Let’s break down why counting calories is so common and who it might be right for.
When is counting calories necessary?
Just as the most tried and true method of losing weight is to eat less, to gain weight you must eat more. While some people are able to eyeball and estimate their intake to increase or decrease their food with great results, this isn’t the case for everyone.
Without tracking calories, it can be easy to eat too much or too little for your specific goals. For example, you might not be eating at enough of a surplus to build the muscle you’ve been working so hard in the gym for.
Or you might think you’re creating enough of a deficit to be losing weight, but you’re actually consuming more calories than you thought.
Even if you aren’t trying to lose or gain weight, tracking calories can be an incredibly useful tool. If you work out regularly, it could be a good idea to track your intake for a week or even just a day to make sure you’re eating enough to fuel your body.
Just as a few calorically dense ingredients to significantly increase your intake for the day, it’s not hard to accidentally undereat. You might think that giant salad or dinner plate piled high with vegetables is a decent meal, but there’s a big difference between volume and calories.
If you’re reaching for a snack soon after lunch or starving too soon after eating breakfast then chances are you’re not eating as much as you should be. Checking in with your calories every now and again can help you to keep your intake at a healthy level.
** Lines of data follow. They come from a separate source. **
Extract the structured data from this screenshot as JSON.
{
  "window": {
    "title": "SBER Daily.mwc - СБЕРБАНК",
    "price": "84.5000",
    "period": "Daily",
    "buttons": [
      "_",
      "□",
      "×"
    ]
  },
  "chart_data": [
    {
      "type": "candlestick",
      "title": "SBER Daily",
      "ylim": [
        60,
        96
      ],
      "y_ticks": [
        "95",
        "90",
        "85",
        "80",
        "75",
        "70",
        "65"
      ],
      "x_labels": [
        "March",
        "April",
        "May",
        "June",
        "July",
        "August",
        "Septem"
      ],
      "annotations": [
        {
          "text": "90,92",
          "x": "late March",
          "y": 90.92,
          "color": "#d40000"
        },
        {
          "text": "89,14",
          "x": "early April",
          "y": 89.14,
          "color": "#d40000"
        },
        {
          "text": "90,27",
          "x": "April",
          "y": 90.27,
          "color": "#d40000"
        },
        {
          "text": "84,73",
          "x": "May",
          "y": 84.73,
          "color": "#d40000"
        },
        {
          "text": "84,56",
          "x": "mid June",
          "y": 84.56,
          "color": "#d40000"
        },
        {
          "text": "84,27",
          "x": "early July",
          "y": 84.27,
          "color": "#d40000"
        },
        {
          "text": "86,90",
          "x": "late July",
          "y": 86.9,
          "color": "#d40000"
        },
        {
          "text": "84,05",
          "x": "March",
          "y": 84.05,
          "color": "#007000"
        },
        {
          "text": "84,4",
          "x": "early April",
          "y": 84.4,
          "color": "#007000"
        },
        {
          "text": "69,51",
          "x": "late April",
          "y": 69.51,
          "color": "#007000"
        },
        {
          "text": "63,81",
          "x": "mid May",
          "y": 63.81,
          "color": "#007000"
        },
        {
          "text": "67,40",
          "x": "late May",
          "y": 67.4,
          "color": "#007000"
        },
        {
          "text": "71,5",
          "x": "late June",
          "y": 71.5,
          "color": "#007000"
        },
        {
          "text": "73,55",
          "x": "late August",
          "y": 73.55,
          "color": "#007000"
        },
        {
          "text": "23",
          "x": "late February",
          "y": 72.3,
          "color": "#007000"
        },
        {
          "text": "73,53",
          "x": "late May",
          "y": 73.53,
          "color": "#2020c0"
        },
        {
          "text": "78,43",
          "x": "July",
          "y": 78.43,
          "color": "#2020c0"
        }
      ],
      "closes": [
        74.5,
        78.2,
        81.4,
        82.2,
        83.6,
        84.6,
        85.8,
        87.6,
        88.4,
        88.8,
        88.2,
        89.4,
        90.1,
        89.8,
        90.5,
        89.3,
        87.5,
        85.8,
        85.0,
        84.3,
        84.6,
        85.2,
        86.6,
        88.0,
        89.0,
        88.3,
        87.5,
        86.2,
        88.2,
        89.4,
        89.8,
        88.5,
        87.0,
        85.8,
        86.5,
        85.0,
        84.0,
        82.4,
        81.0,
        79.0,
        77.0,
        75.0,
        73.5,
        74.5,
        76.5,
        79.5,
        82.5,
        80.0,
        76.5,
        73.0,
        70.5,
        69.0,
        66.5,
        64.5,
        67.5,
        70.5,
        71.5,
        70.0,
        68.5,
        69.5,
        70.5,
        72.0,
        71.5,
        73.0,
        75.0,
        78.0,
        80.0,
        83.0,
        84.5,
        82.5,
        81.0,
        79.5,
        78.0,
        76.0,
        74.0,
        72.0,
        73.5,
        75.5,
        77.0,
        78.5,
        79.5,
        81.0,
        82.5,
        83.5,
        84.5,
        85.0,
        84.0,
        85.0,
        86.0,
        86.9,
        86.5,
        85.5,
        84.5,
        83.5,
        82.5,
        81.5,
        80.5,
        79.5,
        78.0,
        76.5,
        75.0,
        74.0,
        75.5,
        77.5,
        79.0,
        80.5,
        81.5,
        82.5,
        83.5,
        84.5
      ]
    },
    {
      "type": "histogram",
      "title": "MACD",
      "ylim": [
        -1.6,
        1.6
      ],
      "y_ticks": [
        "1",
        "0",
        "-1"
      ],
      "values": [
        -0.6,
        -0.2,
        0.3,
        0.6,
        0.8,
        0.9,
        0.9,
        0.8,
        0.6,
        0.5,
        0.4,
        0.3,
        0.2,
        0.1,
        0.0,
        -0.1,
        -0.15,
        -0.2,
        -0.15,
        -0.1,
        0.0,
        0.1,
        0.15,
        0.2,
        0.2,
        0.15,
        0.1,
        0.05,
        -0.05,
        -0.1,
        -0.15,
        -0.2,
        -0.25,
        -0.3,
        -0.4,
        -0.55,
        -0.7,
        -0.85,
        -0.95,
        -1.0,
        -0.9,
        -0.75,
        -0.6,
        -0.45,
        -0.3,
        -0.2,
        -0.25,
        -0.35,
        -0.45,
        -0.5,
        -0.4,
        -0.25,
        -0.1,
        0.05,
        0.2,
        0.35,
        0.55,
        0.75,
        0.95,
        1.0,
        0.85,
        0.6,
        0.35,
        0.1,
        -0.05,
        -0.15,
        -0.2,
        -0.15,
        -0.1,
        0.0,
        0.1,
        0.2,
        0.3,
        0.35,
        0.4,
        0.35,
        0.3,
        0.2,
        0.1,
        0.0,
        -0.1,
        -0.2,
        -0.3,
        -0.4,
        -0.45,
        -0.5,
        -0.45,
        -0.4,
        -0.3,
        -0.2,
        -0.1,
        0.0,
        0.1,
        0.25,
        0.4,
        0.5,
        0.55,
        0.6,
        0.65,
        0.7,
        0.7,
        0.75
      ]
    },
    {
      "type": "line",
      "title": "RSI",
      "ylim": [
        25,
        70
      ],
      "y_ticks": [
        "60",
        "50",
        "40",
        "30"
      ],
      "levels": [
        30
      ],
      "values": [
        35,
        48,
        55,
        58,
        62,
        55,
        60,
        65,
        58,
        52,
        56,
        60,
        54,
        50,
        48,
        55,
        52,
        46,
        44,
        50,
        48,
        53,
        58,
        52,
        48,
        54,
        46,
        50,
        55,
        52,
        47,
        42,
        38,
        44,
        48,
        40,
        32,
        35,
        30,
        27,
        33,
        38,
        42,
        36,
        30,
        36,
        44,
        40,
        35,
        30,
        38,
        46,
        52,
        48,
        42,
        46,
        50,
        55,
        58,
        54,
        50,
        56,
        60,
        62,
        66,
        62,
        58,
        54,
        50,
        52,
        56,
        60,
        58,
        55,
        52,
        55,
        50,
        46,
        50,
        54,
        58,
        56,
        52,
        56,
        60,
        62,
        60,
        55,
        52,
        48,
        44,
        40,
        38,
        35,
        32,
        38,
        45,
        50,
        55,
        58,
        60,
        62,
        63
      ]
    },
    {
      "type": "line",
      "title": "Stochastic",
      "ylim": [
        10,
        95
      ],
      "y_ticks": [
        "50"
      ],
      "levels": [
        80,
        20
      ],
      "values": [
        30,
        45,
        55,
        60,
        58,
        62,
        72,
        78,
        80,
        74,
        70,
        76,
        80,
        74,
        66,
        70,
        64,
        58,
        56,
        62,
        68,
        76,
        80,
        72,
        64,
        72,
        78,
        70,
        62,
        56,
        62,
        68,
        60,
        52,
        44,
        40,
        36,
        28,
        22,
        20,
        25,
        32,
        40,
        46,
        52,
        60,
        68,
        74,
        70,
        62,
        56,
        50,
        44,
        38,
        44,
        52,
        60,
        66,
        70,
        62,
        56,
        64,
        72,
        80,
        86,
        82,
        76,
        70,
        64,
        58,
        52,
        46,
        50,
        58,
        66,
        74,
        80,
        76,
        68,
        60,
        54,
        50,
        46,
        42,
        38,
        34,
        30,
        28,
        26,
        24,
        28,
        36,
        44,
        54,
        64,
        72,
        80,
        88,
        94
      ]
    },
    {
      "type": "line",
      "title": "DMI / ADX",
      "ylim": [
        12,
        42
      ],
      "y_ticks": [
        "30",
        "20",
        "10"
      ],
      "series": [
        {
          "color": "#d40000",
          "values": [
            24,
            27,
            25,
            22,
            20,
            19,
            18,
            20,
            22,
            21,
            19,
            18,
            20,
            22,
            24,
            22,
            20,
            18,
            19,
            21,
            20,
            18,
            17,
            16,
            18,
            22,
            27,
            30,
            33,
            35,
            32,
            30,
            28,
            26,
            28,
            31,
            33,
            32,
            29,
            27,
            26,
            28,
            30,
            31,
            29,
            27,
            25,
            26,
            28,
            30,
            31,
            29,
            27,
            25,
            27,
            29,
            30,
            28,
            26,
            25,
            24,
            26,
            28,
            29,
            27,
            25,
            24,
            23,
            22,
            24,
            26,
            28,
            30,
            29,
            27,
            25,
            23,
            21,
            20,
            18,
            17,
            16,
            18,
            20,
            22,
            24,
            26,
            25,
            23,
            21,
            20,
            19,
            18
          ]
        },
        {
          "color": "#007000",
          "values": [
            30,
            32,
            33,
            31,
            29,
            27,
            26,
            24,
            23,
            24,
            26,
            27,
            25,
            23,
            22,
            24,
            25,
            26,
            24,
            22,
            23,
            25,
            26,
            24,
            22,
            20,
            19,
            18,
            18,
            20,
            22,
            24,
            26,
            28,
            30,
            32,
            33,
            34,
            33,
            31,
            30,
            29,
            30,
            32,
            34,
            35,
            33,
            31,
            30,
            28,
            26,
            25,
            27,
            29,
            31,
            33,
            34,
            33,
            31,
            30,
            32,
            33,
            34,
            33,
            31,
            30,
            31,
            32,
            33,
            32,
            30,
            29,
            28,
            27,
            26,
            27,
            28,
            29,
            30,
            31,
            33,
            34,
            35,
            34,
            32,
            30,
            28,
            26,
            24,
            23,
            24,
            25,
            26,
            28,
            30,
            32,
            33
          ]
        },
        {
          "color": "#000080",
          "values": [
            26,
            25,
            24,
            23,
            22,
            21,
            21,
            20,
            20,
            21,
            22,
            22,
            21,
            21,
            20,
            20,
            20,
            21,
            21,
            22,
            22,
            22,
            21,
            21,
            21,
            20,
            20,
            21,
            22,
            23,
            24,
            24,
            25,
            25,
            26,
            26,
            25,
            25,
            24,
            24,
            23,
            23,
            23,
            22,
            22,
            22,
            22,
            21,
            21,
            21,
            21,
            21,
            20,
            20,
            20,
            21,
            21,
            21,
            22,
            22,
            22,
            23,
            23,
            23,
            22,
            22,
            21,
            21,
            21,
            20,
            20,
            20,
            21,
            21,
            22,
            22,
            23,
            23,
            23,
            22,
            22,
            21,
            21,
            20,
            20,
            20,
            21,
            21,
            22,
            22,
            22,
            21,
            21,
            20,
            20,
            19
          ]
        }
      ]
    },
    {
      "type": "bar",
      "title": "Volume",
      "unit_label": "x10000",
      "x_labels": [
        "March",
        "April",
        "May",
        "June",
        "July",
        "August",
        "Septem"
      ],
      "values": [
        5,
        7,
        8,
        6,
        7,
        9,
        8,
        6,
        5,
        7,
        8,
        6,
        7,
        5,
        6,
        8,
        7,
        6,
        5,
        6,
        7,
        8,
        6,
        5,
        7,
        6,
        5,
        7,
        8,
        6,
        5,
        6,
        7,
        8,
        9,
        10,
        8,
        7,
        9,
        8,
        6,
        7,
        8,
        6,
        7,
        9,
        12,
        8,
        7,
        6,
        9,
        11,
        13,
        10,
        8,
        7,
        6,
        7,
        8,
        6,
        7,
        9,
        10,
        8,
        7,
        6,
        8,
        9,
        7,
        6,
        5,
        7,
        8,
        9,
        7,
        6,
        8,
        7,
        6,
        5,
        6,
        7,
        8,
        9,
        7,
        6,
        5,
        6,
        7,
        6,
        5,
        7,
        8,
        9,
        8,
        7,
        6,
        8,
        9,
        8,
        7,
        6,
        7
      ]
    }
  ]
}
When counting calories is a bad idea
There is a negative stigma surrounding calorie counting and for good reason. For some people, counting calories isn’t a useful tool at all. Rather, it can become a dangerous and unhealthy habit.
It’s easy to slip into a toxic mindset from counting calories. From seeing food as no more than numbers to falling into the habit of decreasing your intake more and more, sometimes tracking calories can harm more than it helps.
Counting calories is by no means the only way to reach your goals, but it certainly can help. Like many things, counting calories isn’t inherently good or bad, either. It’s just a tool, but one that can be useful or damaging depending on the person and how it’s used.